Samples were coded with three-digit numbers and all eight aliquots of one sample were presented together with the same code; the panellists were not blinded to the sequential nature of the evaluation. Warm filtered tap water and unsalted crackers were provided as palate cleansers in the 2 min enforced break between samples; however panellists were instructed not to use these between the eight aliquots of the same sample. Panellists were instructed to consume the total volume of each aliquot and to coat the mouth with the sample before swallowing. Two samples were scored in each session. Evaluation was carried out under red lighting and aliquots were served in opaque black cups to mask appearance differences between samples. Nine of the trained panellists were present for sequential profiling.

Statistical analysis

SENPAQ (version 5.01) was used to carry out analysis of variance (ANOVA) of QDA data. IBM SPSS Statistics (version 21) was used to carry out three-way repeated measures ANOVA (RM-ANOVA) on the sequential profiling data using sample (n = 4), assessors (n = 9) and repeated consumption (n = 8) as explanatory variables. Analytical data were analysed by one-way ANOVA using IBM SPSS Statistics (version 21).

Results

Instrumental analysis

WPC samples were found to have similar viscosities at frequencies between 0.1 and 10 Hz (Fig. 1), showing no significant difference between them (p > 0.05).

Fig. 1

A frequency sweep at a strain of 1% for WPC samples, showing rheological behaviour across a frequency range of 0.1–10 Hz.
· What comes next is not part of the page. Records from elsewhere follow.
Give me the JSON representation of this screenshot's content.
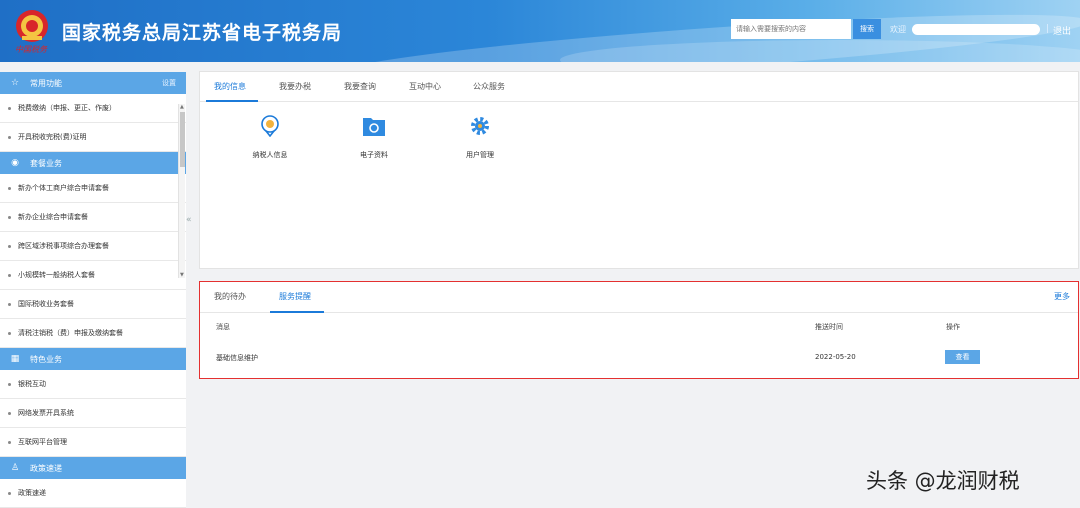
{
  "header": {
    "seal_text": "中国税务",
    "title": "国家税务总局江苏省电子税务局",
    "search_placeholder": "请输入需要搜索的内容",
    "search_button": "搜索",
    "welcome": "欢迎",
    "separator": "|",
    "logout": "退出"
  },
  "sidebar": {
    "sections": [
      {
        "title": "常用功能",
        "icon": "star-icon",
        "action": "设置",
        "items": [
          "税费缴纳（申报、更正、作废）",
          "开具税收完税(费)证明"
        ]
      },
      {
        "title": "套餐业务",
        "icon": "stack-icon",
        "items": [
          "新办个体工商户综合申请套餐",
          "新办企业综合申请套餐",
          "跨区域涉税事项综合办理套餐",
          "小规模转一般纳税人套餐",
          "国际税收业务套餐",
          "清税注销税（费）申报及缴纳套餐"
        ]
      },
      {
        "title": "特色业务",
        "icon": "grid-icon",
        "items": [
          "银税互动",
          "网络发票开具系统",
          "互联网平台管理"
        ]
      },
      {
        "title": "政策速递",
        "icon": "user-icon",
        "items": [
          "政策速递"
        ]
      }
    ]
  },
  "top_panel": {
    "tabs": [
      "我的信息",
      "我要办税",
      "我要查询",
      "互动中心",
      "公众服务"
    ],
    "active_tab": 0,
    "icons": [
      {
        "label": "纳税人信息",
        "icon": "taxpayer-info-icon"
      },
      {
        "label": "电子资料",
        "icon": "folder-icon"
      },
      {
        "label": "用户管理",
        "icon": "gear-icon"
      }
    ]
  },
  "bottom_panel": {
    "tabs": [
      "我的待办",
      "服务提醒"
    ],
    "active_tab": 1,
    "more": "更多",
    "columns": [
      "消息",
      "推送时间",
      "操作"
    ],
    "rows": [
      {
        "message": "基础信息维护",
        "time": "2022-05-20",
        "action": "查看"
      }
    ]
  },
  "watermark": "头条 @龙润财税",
  "colors": {
    "brand_blue": "#1b7ad9",
    "section_blue": "#5ba6e6",
    "highlight_red": "#e43030"
  }
}
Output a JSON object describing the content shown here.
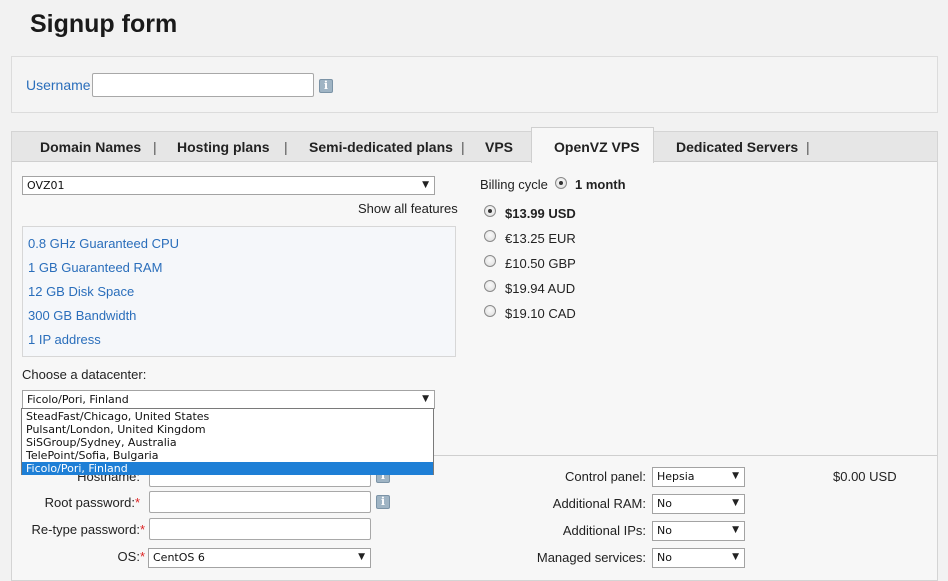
{
  "page": {
    "title": "Signup form"
  },
  "username": {
    "label": "Username",
    "value": "",
    "info_icon": "info-icon"
  },
  "tabs": [
    {
      "label": "Domain Names"
    },
    {
      "label": "Hosting plans"
    },
    {
      "label": "Semi-dedicated plans"
    },
    {
      "label": "VPS"
    },
    {
      "label": "OpenVZ VPS",
      "active": true
    },
    {
      "label": "Dedicated Servers"
    }
  ],
  "tab_separator": "|",
  "plan_select": {
    "value": "OVZ01"
  },
  "show_all_features": "Show all features",
  "features": [
    "0.8 GHz Guaranteed CPU",
    "1 GB Guaranteed RAM",
    "12 GB Disk Space",
    "300 GB Bandwidth",
    "1 IP address"
  ],
  "datacenter": {
    "label": "Choose a datacenter:",
    "value": "Ficolo/Pori, Finland",
    "options": [
      "SteadFast/Chicago, United States",
      "Pulsant/London, United Kingdom",
      "SiSGroup/Sydney, Australia",
      "TelePoint/Sofia, Bulgaria",
      "Ficolo/Pori, Finland"
    ],
    "selected_index": 4
  },
  "billing": {
    "label": "Billing cycle",
    "cycle": "1 month",
    "prices": [
      {
        "label": "$13.99 USD",
        "checked": true
      },
      {
        "label": "€13.25 EUR",
        "checked": false
      },
      {
        "label": "£10.50 GBP",
        "checked": false
      },
      {
        "label": "$19.94 AUD",
        "checked": false
      },
      {
        "label": "$19.10 CAD",
        "checked": false
      }
    ]
  },
  "form": {
    "hostname_label": "Hostname:",
    "root_password_label": "Root password:",
    "retype_password_label": "Re-type password:",
    "os_label": "OS:",
    "os_value": "CentOS 6",
    "required_mark": "*",
    "control_panel_label": "Control panel:",
    "control_panel_value": "Hepsia",
    "control_panel_price": "$0.00 USD",
    "additional_ram_label": "Additional RAM:",
    "additional_ram_value": "No",
    "additional_ips_label": "Additional IPs:",
    "additional_ips_value": "No",
    "managed_services_label": "Managed services:",
    "managed_services_value": "No"
  },
  "icons": {
    "select_arrow": "▼",
    "info": "i"
  }
}
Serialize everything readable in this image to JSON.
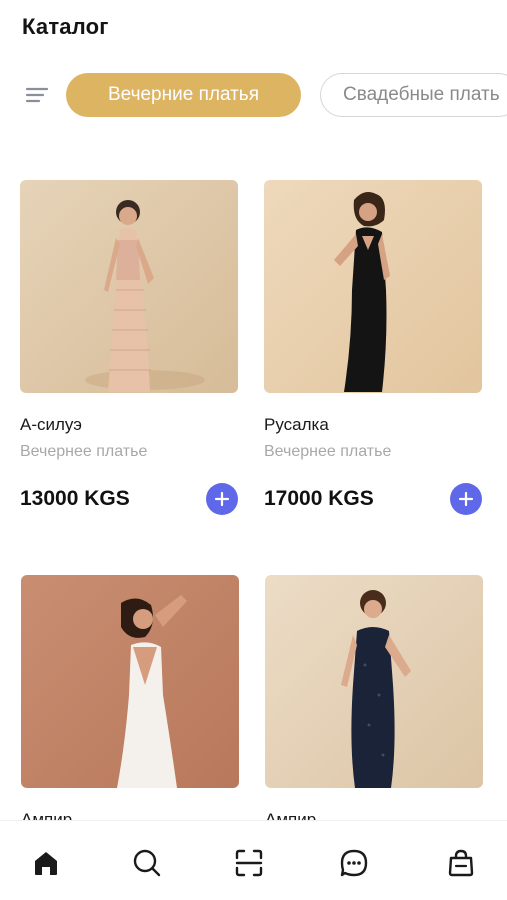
{
  "header": {
    "title": "Каталог"
  },
  "filters": {
    "menu_icon": "filter-lines-icon",
    "chips": [
      {
        "label": "Вечерние платья",
        "active": true
      },
      {
        "label": "Свадебные плать",
        "active": false
      }
    ]
  },
  "products": [
    {
      "name": "А-силуэ",
      "subtitle": "Вечернее платье",
      "price": "13000 KGS"
    },
    {
      "name": "Русалка",
      "subtitle": "Вечернее платье",
      "price": "17000 KGS"
    },
    {
      "name": "Ампир",
      "subtitle": "",
      "price": ""
    },
    {
      "name": "Ампир",
      "subtitle": "",
      "price": ""
    }
  ],
  "colors": {
    "accent": "#dcb462",
    "add_button": "#5f68e8",
    "muted_text": "#a8a8a8"
  },
  "bottom_nav": [
    {
      "icon": "home-icon",
      "active": true
    },
    {
      "icon": "search-icon",
      "active": false
    },
    {
      "icon": "scan-icon",
      "active": false
    },
    {
      "icon": "chat-icon",
      "active": false
    },
    {
      "icon": "shopping-bag-icon",
      "active": false
    }
  ]
}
Error bars represent ±2 standard deviations.

Dynamic light scattering and ζ-potential measurements

A general increase in particle size diameter (z-average) with an increase in heating time was observed, significant differences were found between all samples, with the exception of WPC05 and WPC10 (p ⩽ 0.05). No significant difference was found between Z-average values of the upper and lower 1 mL of sensory samples (taken from a 5 mL sample). Sample charges were determined to be negative for all WPC samples, with no significant difference between ζ-potential magnitudes (p > 0.05). These findings are summarised in Table 2.

Table 2

The z-averages of WPC samples measured from the bulk, upper 1 mL and lower 1 mL of samples allowed to stand, as measured by DLS; and the ζ-potentials of WPC samples. Errors represent ±2 standard deviations.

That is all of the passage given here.